If your job is throwing meat to wingers, you're not going to suddenly start admitting Mexicans are people or criticizing the Israeli occupation of Palestine.

Ironically, Trump is one of the few public figures from the conservative camp who's thrived after thumbing his nose at red-team taboos. As amazing as it is that he survives after making comments about Megyn Kelly's wherever or sneering at John McCain for being captured in war, the fact that some of his seemingly more harmless asides haven't sunk him is just as notable.

You won't find many right-wing pundits or pols with jobs to protect who'd be willing to make even the mildly approving (and obviously accurate) comments about the "good work" that Planned Parenthood has done for "millions of women" that Trump has made this campaign season.
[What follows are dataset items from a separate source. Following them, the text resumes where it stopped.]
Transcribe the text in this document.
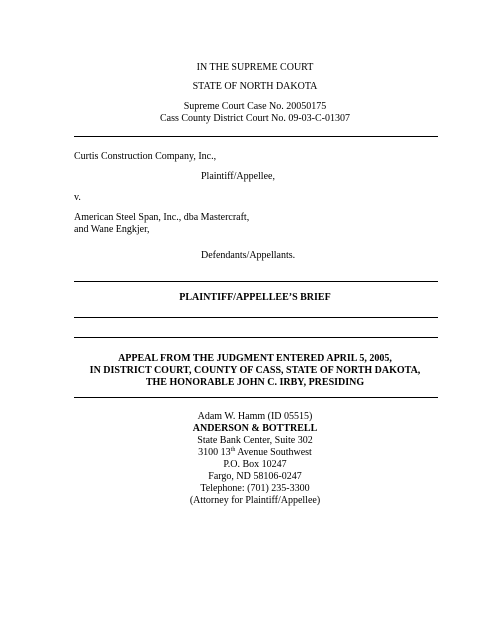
IN THE SUPREME COURT
STATE OF NORTH DAKOTA
Supreme Court Case No. 20050175
Cass County District Court No. 09-03-C-01307
Curtis Construction Company, Inc.,
Plaintiff/Appellee,
v.
American Steel Span, Inc., dba Mastercraft,
and Wane Engkjer,
Defendants/Appellants.
PLAINTIFF/APPELLEE’S BRIEF
APPEAL FROM THE JUDGMENT ENTERED APRIL 5, 2005,
IN DISTRICT COURT, COUNTY OF CASS, STATE OF NORTH DAKOTA,
THE HONORABLE JOHN C. IRBY, PRESIDING
Adam W. Hamm (ID 05515)
ANDERSON & BOTTRELL
State Bank Center, Suite 302
3100 13th Avenue Southwest
P.O. Box 10247
Fargo, ND 58106-0247
Telephone: (701) 235-3300
(Attorney for Plaintiff/Appellee)
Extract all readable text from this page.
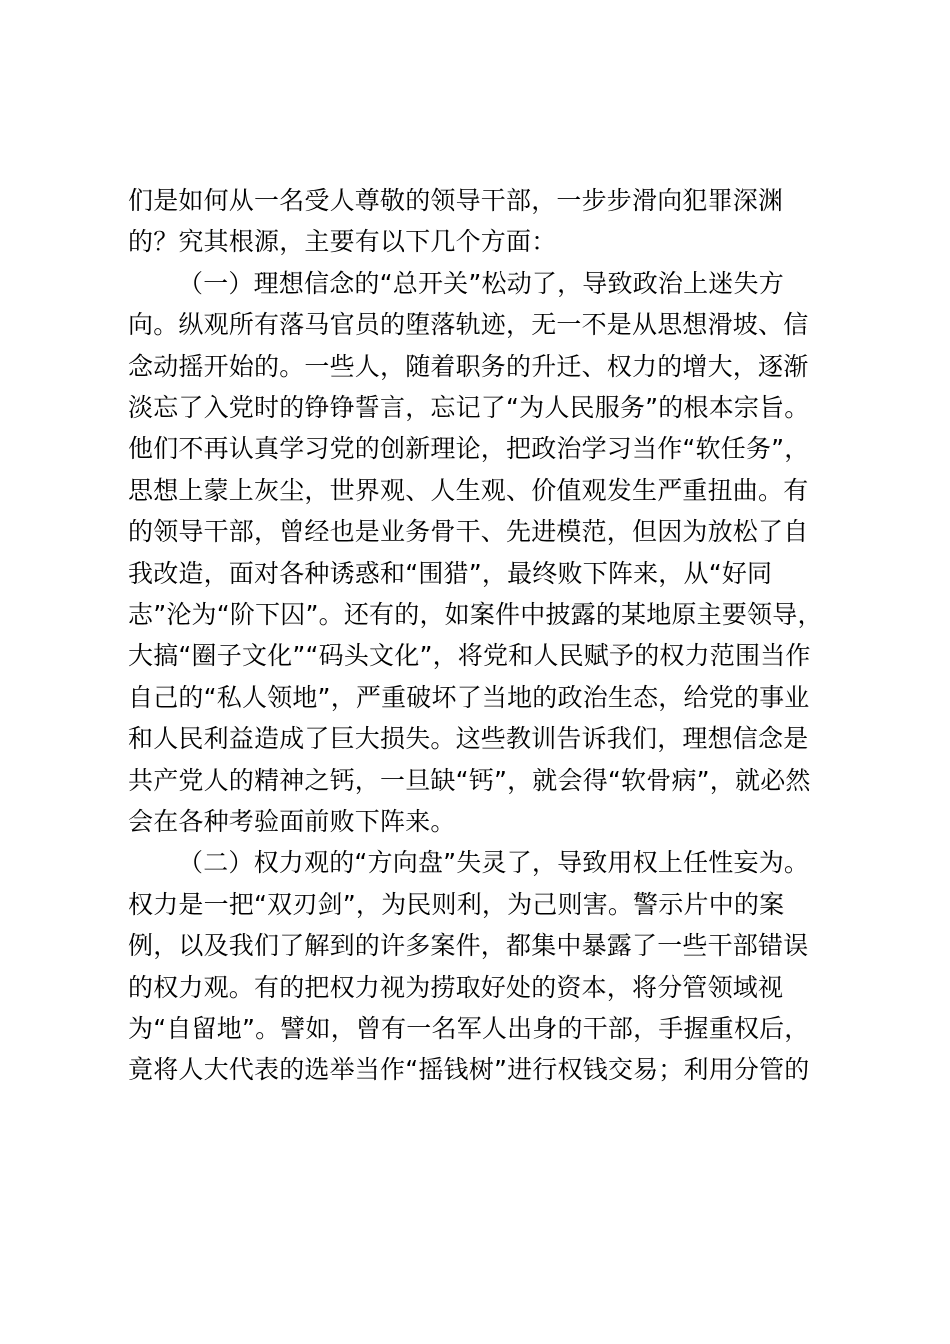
们是如何从一名受人尊敬的领导干部，一步步滑向犯罪深渊
的？究其根源，主要有以下几个方面：
（一）理想信念的“总开关”松动了，导致政治上迷失方
向。纵观所有落马官员的堕落轨迹，无一不是从思想滑坡、信
念动摇开始的。一些人，随着职务的升迁、权力的增大，逐渐
淡忘了入党时的铮铮誓言，忘记了“为人民服务”的根本宗旨。
他们不再认真学习党的创新理论，把政治学习当作“软任务”，
思想上蒙上灰尘，世界观、人生观、价值观发生严重扭曲。有
的领导干部，曾经也是业务骨干、先进模范，但因为放松了自
我改造，面对各种诱惑和“围猎”，最终败下阵来，从“好同
志”沦为“阶下囚”。还有的，如案件中披露的某地原主要领导，
大搞“圈子文化”“码头文化”，将党和人民赋予的权力范围当作
自己的“私人领地”，严重破坏了当地的政治生态，给党的事业
和人民利益造成了巨大损失。这些教训告诉我们，理想信念是
共产党人的精神之钙，一旦缺“钙”，就会得“软骨病”，就必然
会在各种考验面前败下阵来。
（二）权力观的“方向盘”失灵了，导致用权上任性妄为。
权力是一把“双刃剑”，为民则利，为己则害。警示片中的案
例，以及我们了解到的许多案件，都集中暴露了一些干部错误
的权力观。有的把权力视为捞取好处的资本，将分管领域视
为“自留地”。譬如，曾有一名军人出身的干部，手握重权后，
竟将人大代表的选举当作“摇钱树”进行权钱交易；利用分管的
Of course Trump is rich in addition to being insane, so he's exempt from the usual professional pressures.

Democratic politics is the same minefield of litmus tests and taboos that Republican politics is, with the caveat that we're supposed to pretend it isn't. Even people who've dedicated their lives to liberal causes quickly learn that any blemish in their belief systems can be costly.

So those that have non-conforming beliefs, like free-speech icon Nat Hentoff (who somewhat reluctantly came out as pro-life in the Nineties), tend not to be very loud about their idiosyncrasies, hoping it doesn't hurt them professionally too much.

The few exceptions are people like Bill Maher, who have big enough and secure enough audiences that they can afford to openly challenge a few blue-team bugaboos and keep working.

Still, when Maher came out with off-color jokes and comments about Islam, blue-team America went nuts, organizing campaigns to keep him off campuses and devolving at times into humorously genuine despair over his continued existence. It was very nearly an existential crisis. He's liberal, but I don't agree with absolutely everything that he says! How will I cope? A plaintive Huffington Post piece asking how to "solve a problem like Bill Maher" is typical of the phenomenon.

One would think the solution to a Bill Maher problem, if you think you have one, is to not watch him, but that doesn't work. The modern American media consumer has a genuine mania for orthodoxy. We've habituated readers and viewers not just to expect content that caters to all their opinions down the line, but also to expect and demand a completely binary representation of the political landscape: blue and red, Us and Them.

Consumers on both sides don't like pundits whose views are all over the place. They want white hats and black hats, allies and enemies, even though in real life most people are not wholly one thing or another. And when one of the performers steps off-script, it's a "problem."

To me this is consumerism, not political correctness. Capitalism in this country has become so awesomely efficient at target-scratching every conceivable consumer itch that it's raised a generation of people with no tolerance for discomfort, particularly the intellectual kind.

There are so many products available now that customers have learned to demand that every single purchase choice they make be perfectly satisfying. People want nacho chips that taste awesome every time, and they want pundits who agree with them every time. They don't want to fork over time or money to be told they're wrong or uninformed any more than they want to eat a salad.

The ultimate irony is in Donald Trump being cast as some kind of strong, heroic invader of safe spaces. Trump is exactly the thin-skinned bundle of nerves that most media consumers are (and Trump is nothing if not a media addict). If there's ever been a person who couldn't handle a challenge and demanded that reality be bent to his worldview, it's Trump. His whole campaign is a demand for a safe space. What a joke this story is, all around.